Le maire de Longueuil, Claude Gladu, a ainsi réclamé un train léger qui emprunterait l'estacade du pont Champlain. Cette infrastructure, construite à 300 m en amont, sert à protéger les piliers du pont de l'assaut des glaces au printemps et à prévenir l'érosion des îles Notre-Dame et Sainte-Hélène.

M. Gladu a clairement indiqué que ses administrés ne souhaitent pas de mesures temporaires ou transitoires.

«Ça fait 30 ans que nous vivons avec du temporaire, s'est-il exclamé hier. La voie réservée aux autobus sur le pont Champlain a été établie en 1978, en attendant des projets qui ne sont jamais venus.»

Pour sa part, le maire de Brossard, Jean-Marc Pelletier, a d'abord demandé aux autorités fédérales «de publier les études citées par Radio-Canada afin que le public soit rassuré sur l'état de l'infrastructure».
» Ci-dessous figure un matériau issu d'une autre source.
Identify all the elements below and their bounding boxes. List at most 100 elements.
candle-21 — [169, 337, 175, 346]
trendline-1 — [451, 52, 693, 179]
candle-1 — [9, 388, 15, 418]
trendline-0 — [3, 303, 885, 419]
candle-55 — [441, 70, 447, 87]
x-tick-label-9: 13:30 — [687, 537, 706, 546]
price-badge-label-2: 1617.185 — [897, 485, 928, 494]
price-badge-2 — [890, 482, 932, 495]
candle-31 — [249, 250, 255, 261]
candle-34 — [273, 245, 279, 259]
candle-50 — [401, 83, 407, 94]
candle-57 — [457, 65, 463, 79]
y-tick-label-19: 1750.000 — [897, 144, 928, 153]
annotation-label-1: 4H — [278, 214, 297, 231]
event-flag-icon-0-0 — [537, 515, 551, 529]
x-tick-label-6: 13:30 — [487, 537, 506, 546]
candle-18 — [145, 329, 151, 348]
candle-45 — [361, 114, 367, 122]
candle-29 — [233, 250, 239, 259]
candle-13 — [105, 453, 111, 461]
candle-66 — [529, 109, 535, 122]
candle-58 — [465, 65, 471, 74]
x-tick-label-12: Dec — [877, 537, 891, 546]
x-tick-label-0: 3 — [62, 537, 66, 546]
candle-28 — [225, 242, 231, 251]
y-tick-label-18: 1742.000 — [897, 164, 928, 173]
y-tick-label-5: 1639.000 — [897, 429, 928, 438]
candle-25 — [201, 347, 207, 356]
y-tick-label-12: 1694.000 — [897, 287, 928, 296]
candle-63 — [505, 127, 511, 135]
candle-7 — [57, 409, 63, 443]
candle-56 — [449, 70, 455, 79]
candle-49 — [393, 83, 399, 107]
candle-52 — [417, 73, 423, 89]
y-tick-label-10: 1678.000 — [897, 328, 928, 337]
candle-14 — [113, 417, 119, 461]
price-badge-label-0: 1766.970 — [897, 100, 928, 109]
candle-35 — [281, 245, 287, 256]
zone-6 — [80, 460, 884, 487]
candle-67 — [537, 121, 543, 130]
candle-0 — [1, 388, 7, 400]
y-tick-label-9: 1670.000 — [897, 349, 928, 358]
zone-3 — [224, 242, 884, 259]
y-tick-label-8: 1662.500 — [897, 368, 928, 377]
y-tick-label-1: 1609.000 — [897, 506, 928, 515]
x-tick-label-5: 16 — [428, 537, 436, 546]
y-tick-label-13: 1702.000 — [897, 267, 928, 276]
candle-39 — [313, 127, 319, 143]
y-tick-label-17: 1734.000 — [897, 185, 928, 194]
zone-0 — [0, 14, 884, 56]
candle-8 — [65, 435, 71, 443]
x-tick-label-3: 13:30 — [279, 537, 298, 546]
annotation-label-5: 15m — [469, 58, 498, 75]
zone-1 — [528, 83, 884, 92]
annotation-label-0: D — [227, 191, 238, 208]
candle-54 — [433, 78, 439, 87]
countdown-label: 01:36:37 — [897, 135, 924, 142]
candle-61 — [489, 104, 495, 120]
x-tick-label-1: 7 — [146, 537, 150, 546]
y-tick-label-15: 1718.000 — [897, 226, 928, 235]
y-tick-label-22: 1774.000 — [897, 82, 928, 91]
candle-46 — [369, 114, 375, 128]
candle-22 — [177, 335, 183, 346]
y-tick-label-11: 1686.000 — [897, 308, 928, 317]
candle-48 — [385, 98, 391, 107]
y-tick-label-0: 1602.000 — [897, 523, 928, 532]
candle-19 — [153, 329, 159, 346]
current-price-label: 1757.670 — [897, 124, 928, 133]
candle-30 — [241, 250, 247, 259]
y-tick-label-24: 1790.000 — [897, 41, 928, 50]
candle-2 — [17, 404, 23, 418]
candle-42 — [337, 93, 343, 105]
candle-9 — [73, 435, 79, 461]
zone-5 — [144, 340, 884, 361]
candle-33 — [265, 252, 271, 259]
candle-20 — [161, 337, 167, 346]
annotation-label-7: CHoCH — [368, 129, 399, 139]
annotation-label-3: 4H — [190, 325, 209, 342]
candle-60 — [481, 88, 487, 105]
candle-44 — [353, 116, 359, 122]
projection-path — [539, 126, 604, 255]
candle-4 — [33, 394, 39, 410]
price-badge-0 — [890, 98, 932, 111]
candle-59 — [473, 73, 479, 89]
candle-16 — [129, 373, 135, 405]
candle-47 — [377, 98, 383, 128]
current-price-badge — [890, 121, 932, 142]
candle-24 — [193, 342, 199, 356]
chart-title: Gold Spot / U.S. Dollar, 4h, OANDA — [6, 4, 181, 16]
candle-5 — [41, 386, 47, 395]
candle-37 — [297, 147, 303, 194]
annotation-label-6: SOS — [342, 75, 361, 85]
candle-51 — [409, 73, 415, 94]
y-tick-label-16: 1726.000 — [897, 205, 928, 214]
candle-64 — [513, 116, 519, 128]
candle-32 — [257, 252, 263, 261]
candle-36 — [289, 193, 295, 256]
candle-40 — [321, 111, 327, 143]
Il estime toutefois que, à long terme, il serait nécessaire d'augmenter le nombre de voies de circulation entre Montréal et la Rive-Sud. Aucune infrastructure routière majeure n'a été construite entre les rives du Saint-Laurent depuis 40 ans, et les problèmes de mobilité y sont devenus des freins au développement de la Rive-Sud, croit-il.

M. Pelletier estime donc que la construction d'un tunnel «bimode», avec des voies réservées aux transports en commun, devrait être préconisée à long terme dans l'axe du pont Champlain.

Le pont en bref

Chronologie

1955: Le gouvernement fédéral décide de construire un quatrième pont entre Montréal et la Rive-Sud.

1958: Le «pont de l'Île-des-Soeurs» devient le pont Champlain, en hommage au fondateur de la ville de Québec.

1962: Inauguration du pont Champlain le 28 juin. Le pont est à péage.

1967: Inauguration de l'autoroute Bonaventure, voie d'accès au pont Champlain.

1990: Abolition du péage, le dernier en vigueur au Québec, le 4 mai.

1993: Fin de la reconstruction du tablier, entreprise en 1990.

Données techniques

Nombre de voies: Trois dans chaque sens, séparées par un terre-plein.

Longueur: 3,9km sans les approches, ou 7,4km avec les approches.

Hauteur libre: 36,6m (120 pieds) au-dessus de la Voie maritime.

Coût original: 35 millions de dollars (approches incluses).

Coût estimé d'un nouveau pont: 1,4 milliard.

Transports collectifs

> Voie réservée aux transports en commun matin et soir, utilisée par 400 autobus par jour.

> Infrastructure non permanente.

> Entre 16 000 et 19 000 passagers par jour.

Circulation

> 58,2 millions de véhicules par année, dont environ 5 millions de camions (rapport annuel 2006-2007).

> Environ 160 000 véhicules par jour, en moyenne.